Neither p7 nor E2-p7 are found associated with infectious virus.

Following p7 the next nonstructural protein in the polyprotein is the serine protease, NS2-3. In BVDV strains from the cytopathic biotype (see discussion of biotype below), the NS2-3 is cleaved to NS2 and NS3. The serine protease activity of the NS2-3 resides in the NS3 portion of the protein. The function of the NS2 is unknown. It is not required for RNA replication, and its cleavage from the NS2-3 does not affect serine protease activity (Behrens et al., 1998). Sequence analysis reveals regions in the NS2 with homology to zinc-finger motifs present in DNA binding proteins (De Moerlooze et al., 1991). However, a function for the putative DNA binding activity of NS2 in viral replication has not been demonstrated.

Both the uncleaved NS2-3 and the cleaved NS3 act as serine proteases (Tautz et al., 1997) that cleave the remaining nonstructural proteins from the

polyprotein. Purified BVDV NS3 also possesses RNA helicase and RNA-stimulated NTPase activities (Tamura et al., 1993; Warrener and Collett, 1995). All three activities (serine protease, RNA helicase, and RNA-stimulated NTPase) are essential to virus viability (Grassmann et al., 1999; Gu et al., 2000). Antibodies to the NS2-3 and NS3 do not neutralize infectivity. However, the NS2-3 and NS3 (but not the NS2) are strongly recognized by polyclonal convalescent sera (Donis et al., 1991). Animals vaccinated with modified live vaccines also have a strong antibody response to the NS2-3 and/or NS3 protein (Bolin and Ridpath, 1989). In contrast, animals vaccinated with inactivated (killed) vaccines

primarily react with structural proteins and not the NS2-3 or NS3 (Bolin and Ridpath, 1990). The difference in recognition of NS2-3 or NS3 may be useful in differentiating between immune responses to inactivated vaccines and immune responses to natural infection.

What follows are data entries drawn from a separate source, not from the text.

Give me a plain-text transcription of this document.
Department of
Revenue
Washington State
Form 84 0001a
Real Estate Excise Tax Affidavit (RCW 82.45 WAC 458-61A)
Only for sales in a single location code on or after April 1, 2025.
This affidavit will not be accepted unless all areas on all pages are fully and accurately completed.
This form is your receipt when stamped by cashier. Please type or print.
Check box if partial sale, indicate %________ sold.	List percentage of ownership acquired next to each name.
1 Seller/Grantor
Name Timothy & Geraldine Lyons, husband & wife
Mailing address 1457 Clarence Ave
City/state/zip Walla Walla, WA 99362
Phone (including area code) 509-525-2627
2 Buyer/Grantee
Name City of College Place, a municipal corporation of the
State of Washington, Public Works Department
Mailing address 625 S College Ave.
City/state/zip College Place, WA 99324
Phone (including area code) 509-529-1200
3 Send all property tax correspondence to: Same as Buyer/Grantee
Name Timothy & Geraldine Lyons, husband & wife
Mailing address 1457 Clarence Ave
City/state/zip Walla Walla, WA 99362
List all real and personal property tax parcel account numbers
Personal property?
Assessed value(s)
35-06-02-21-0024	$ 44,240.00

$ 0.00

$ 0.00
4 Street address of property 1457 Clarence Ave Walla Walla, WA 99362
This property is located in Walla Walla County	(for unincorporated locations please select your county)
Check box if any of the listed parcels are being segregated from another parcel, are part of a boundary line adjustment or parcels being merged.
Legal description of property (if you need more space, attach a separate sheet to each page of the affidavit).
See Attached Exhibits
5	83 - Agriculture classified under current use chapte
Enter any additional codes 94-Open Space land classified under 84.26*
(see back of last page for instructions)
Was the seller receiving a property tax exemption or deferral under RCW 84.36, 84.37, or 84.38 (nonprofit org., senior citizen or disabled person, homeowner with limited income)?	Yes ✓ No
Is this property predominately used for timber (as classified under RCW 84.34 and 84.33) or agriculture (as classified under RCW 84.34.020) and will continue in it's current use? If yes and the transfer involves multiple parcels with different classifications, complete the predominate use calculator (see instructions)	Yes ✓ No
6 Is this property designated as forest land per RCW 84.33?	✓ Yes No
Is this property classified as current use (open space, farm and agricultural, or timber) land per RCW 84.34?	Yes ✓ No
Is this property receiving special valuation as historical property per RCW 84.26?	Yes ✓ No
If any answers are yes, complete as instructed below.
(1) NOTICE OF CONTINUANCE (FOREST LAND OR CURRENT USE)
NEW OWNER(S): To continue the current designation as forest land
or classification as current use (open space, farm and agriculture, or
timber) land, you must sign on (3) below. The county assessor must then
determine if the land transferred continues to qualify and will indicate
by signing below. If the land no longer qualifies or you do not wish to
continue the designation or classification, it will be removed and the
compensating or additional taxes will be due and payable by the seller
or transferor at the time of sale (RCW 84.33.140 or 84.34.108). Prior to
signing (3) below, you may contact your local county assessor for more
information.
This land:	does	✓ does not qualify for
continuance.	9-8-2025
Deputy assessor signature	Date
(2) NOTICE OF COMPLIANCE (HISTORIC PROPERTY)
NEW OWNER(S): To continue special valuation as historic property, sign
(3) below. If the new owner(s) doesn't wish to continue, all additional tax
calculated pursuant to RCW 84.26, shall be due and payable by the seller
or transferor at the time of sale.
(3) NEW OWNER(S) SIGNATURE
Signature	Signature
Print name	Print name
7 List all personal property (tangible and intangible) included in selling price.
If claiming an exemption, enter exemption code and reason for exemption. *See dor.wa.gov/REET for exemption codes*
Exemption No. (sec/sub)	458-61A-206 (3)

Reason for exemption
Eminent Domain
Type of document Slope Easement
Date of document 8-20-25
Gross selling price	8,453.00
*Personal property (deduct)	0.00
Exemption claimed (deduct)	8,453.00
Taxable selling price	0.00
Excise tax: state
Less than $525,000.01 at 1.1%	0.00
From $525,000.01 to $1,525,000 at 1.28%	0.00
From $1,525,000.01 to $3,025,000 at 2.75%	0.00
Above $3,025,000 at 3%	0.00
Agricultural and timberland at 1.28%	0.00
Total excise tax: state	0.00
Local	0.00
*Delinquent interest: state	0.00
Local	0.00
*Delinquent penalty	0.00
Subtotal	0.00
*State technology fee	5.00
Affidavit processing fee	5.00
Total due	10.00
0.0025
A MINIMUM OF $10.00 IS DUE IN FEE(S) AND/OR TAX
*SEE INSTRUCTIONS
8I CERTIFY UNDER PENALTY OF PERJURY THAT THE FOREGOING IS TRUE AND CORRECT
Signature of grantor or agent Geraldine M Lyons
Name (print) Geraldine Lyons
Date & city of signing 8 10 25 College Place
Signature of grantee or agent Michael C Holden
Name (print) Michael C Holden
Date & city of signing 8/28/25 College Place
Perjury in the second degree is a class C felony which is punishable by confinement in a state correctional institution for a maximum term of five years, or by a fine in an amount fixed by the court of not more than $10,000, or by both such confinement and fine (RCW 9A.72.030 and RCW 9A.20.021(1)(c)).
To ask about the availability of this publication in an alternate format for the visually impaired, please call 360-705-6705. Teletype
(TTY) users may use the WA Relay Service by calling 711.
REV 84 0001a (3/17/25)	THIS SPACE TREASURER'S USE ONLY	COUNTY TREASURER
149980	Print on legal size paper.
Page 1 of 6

The NS4A and NS4B proteins are similar in size, composition and hydrophobicity to the NS4A and NS4B proteins of other flaviviruses (Lindenbach and Rice, 2001). NS4A acts as a cofactor for the NS2-3 and NS3 serine protease activity. NS4B and NS5A probably are replicase complex components. RNA polymerase activity has been demonstrated for the NS5B protein (Lai et al., 1999).